The ATEG's ability to generate electricity without moving parts is an advantage over mechanical electric generators alternatives. In addition, it has been stated that for low power engine conditions, ATEGs may be able to harvest more net energy than electric turbogenerators.

== Challenges ==

The greatest challenge to the scaling of ATEGs from prototyping to production has been the cost of the underlying thermoelectric materials. Since the early-2000s, many research agencies and institutions poured large sums of money into advancing the efficiency of thermoelectric materials. While efficiency improvements were made in materials such as the half heuslers and skutterudites, like their predecessors bismuth telluride and lead telluride, the cost of these materials has proven prohibitive for large-scale manufacturing. Recent advances by some researchers and companies in low-cost thermoelectric materials have resulted in significant commercial promise for ATEGs, most notably the low-cost production of tetrahedrite by Michigan State University and its commercialization by US-based Alphabet Energy with General Motors.
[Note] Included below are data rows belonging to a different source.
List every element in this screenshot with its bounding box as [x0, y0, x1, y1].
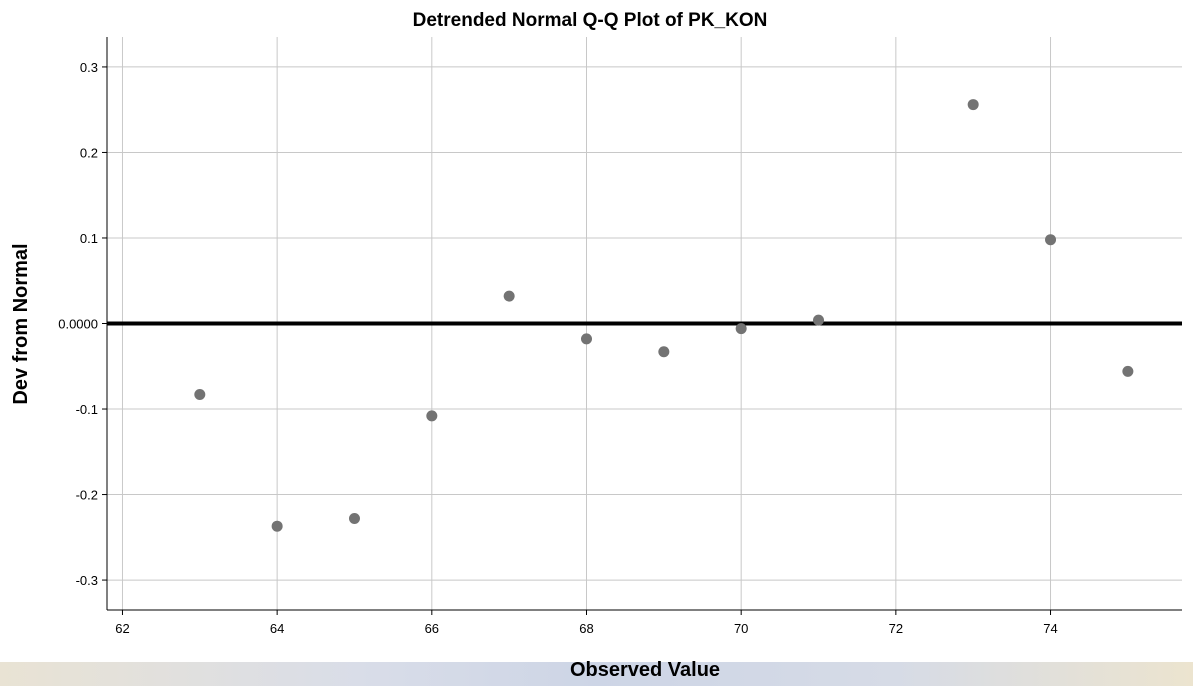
data-point: [426, 410, 438, 422]
x-tick-label: 68: [579, 621, 593, 636]
data-point: [580, 333, 592, 345]
data-point: [735, 323, 747, 335]
data-point: [348, 512, 360, 524]
y-tick-label: 0.2: [80, 145, 98, 160]
x-tick-label: 66: [425, 621, 439, 636]
x-tick-labels: 62 64 66 68 70 72 74: [115, 610, 1058, 636]
y-tick-labels: 0.3 0.2 0.1 0.0000 -0.1 -0.2 -0.3: [58, 60, 107, 588]
data-point: [1045, 234, 1057, 246]
y-tick-label: -0.1: [76, 402, 98, 417]
background-strip: [0, 662, 1193, 686]
x-tick-label: 64: [270, 621, 284, 636]
y-tick-label: 0.0000: [58, 317, 98, 332]
data-point: [813, 314, 825, 326]
y-tick-label: 0.3: [80, 60, 98, 75]
x-tick-label: 70: [734, 621, 748, 636]
chart-title: Detrended Normal Q-Q Plot of PK_KON: [413, 10, 768, 31]
x-tick-label: 74: [1043, 621, 1057, 636]
data-point: [967, 99, 979, 111]
data-point: [194, 388, 206, 400]
y-axis-title: Dev from Normal: [10, 243, 32, 404]
y-tick-label: -0.3: [76, 573, 98, 588]
y-tick-label: -0.2: [76, 488, 98, 503]
data-point: [1122, 365, 1134, 377]
y-tick-label: 0.1: [80, 231, 98, 246]
x-tick-label: 72: [889, 621, 903, 636]
data-point: [503, 290, 515, 302]
y-gridlines: [107, 66, 1182, 581]
data-points: [194, 99, 1134, 532]
data-point: [271, 520, 283, 532]
x-axis-title: Observed Value: [570, 659, 720, 681]
x-tick-label: 62: [115, 621, 129, 636]
data-point: [658, 346, 670, 358]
Like any new component on an automobile, the use of an ATEG presents new engineering problems to consider, as well. However, given an ATEG's relatively low impact on the use of an automobile, its challenges are not as considerable as other new automotive technologies. For instance, since exhaust has to flow through the ATEG's heat exchanger, kinetic energy from the gas is lost, causing increased pumping losses. This is referred to as back pressure, which reduces the engine's performance. This can be accounted for by downsizing the muffler, resulting in zero net or even negative total back-pressure on the engine, as Faurecia and other companies have shown.

To make the ATEG's efficiency more consistent, coolant is usually used on the cold-side heat exchanger rather than ambient air so that the temperature difference will be the same on both hot and cold days. This may increase the radiator's size since piping must be extended to the exhaust manifold, and it may add to the radiator's load because there is more heat being transferred to the coolant. Proper thermal design does not require an upsized cooling system.
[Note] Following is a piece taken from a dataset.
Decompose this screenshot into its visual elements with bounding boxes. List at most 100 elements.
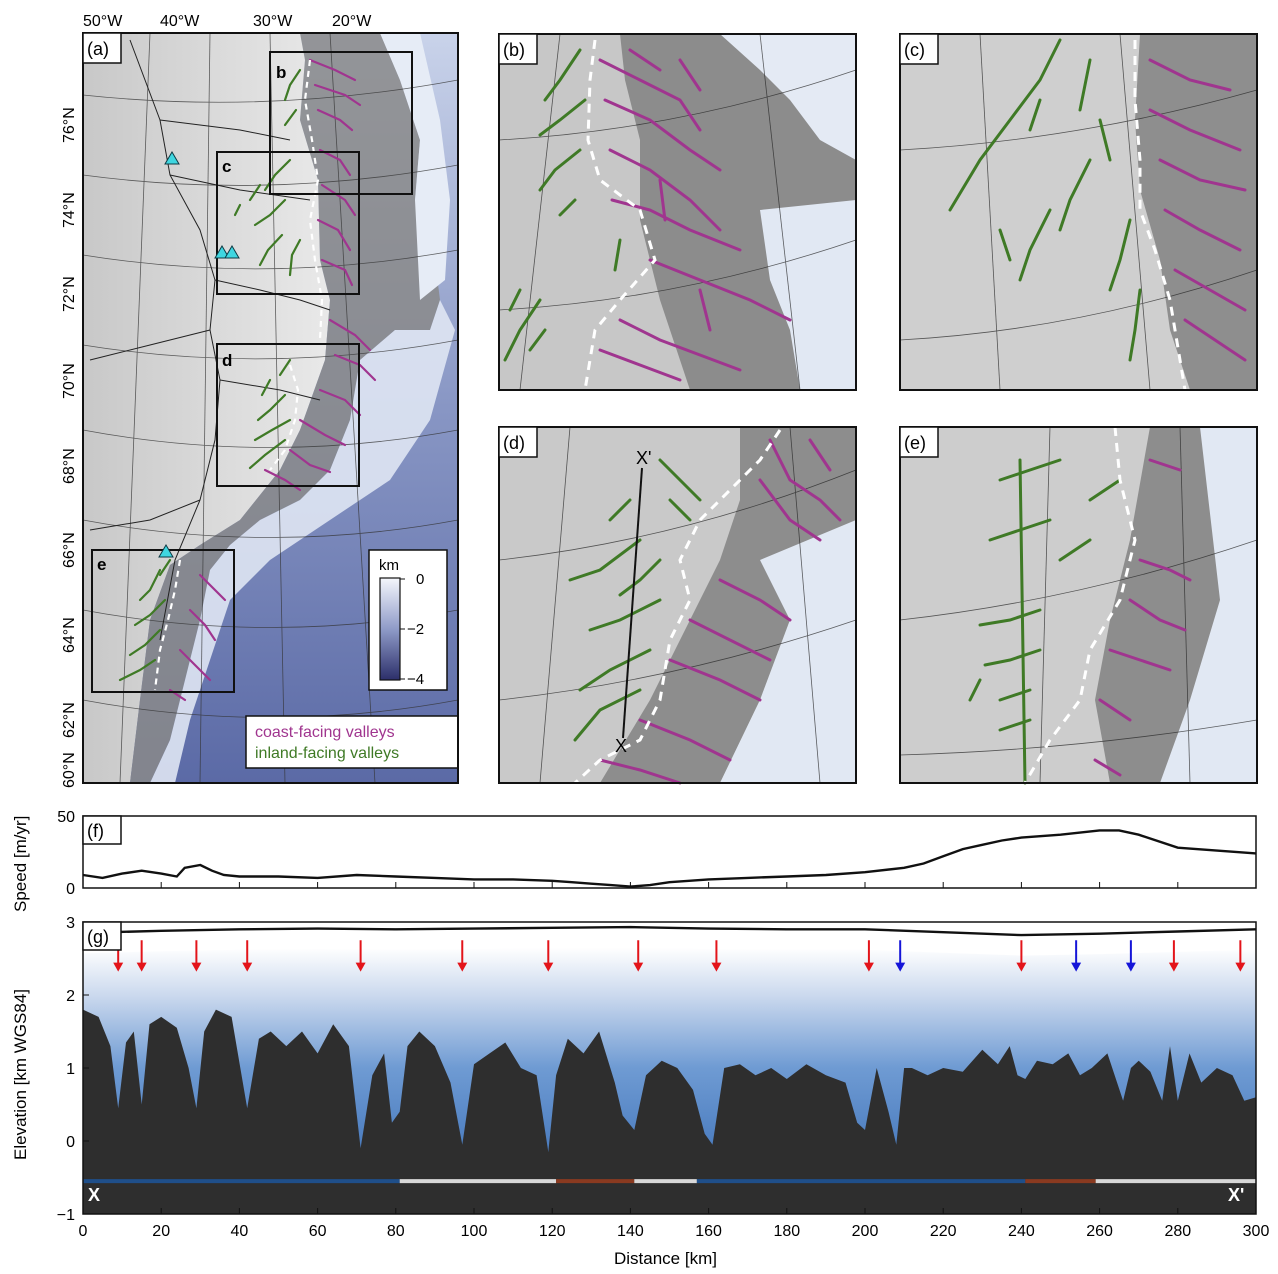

The added weight of ATEGs causes the engine to work harder, resulting in lower gas mileage. Most automotive efficiency improvement studies of ATEGs, however, have resulted in a net positive efficiency gain even when considering the weight of the device.

== History ==

Although the Seebeck effect was discovered in 1821, the use of thermoelectric power generators was restricted mainly to military and space applications until the second half of the twentieth century. This restriction was caused by the low conversion efficiency of thermoelectric materials at that time.

In 1963, the first ATEG was built and reported by Neild et al. In 1988, Birkholz et al. published the results of their work in collaboration with Porsche. These results described an exhaust-based ATEG which integrated iron-based thermoelectric materials between a carbon steel hot-side heat exchanger and an aluminium cold-side heat exchanger. This ATEG could produce tens of watts out of a Porsche 944 exhaust system.

In the early 1990s, Hi-Z Inc designed an ATEG which could produce 1 kW from a diesel truck exhaust system. The company in the following years introduced other designs for diesel trucks as well as military vehicles

In the late 1990s, Nissan Motors published the results of testing its ATEG which utilized SiGe thermoelectric materials. Nissan ATEG produced 35.6 W in testing conditions similar to the running conditions of a 3.0 L gasoline engine in hill-climb mode at 60.0 km/h.

Since the early-2000s, nearly every major automaker and exhaust supplier has experimented or studied thermoelectric generators, and companies including General Motors, BMW, Daimler, Ford, Renault, Honda, Toyota, Hyundai, Valeo, Boysen, Faurecia, Tenneco, Denso, Gentherm Inc., Alphabet Energy, and numerous others have built and tested prototypes.

In January 2012, Car and Driver named an ATEG created by a team led by Amerigon (now Gentherm Incorporated) one of the 10 "most promising" technologies.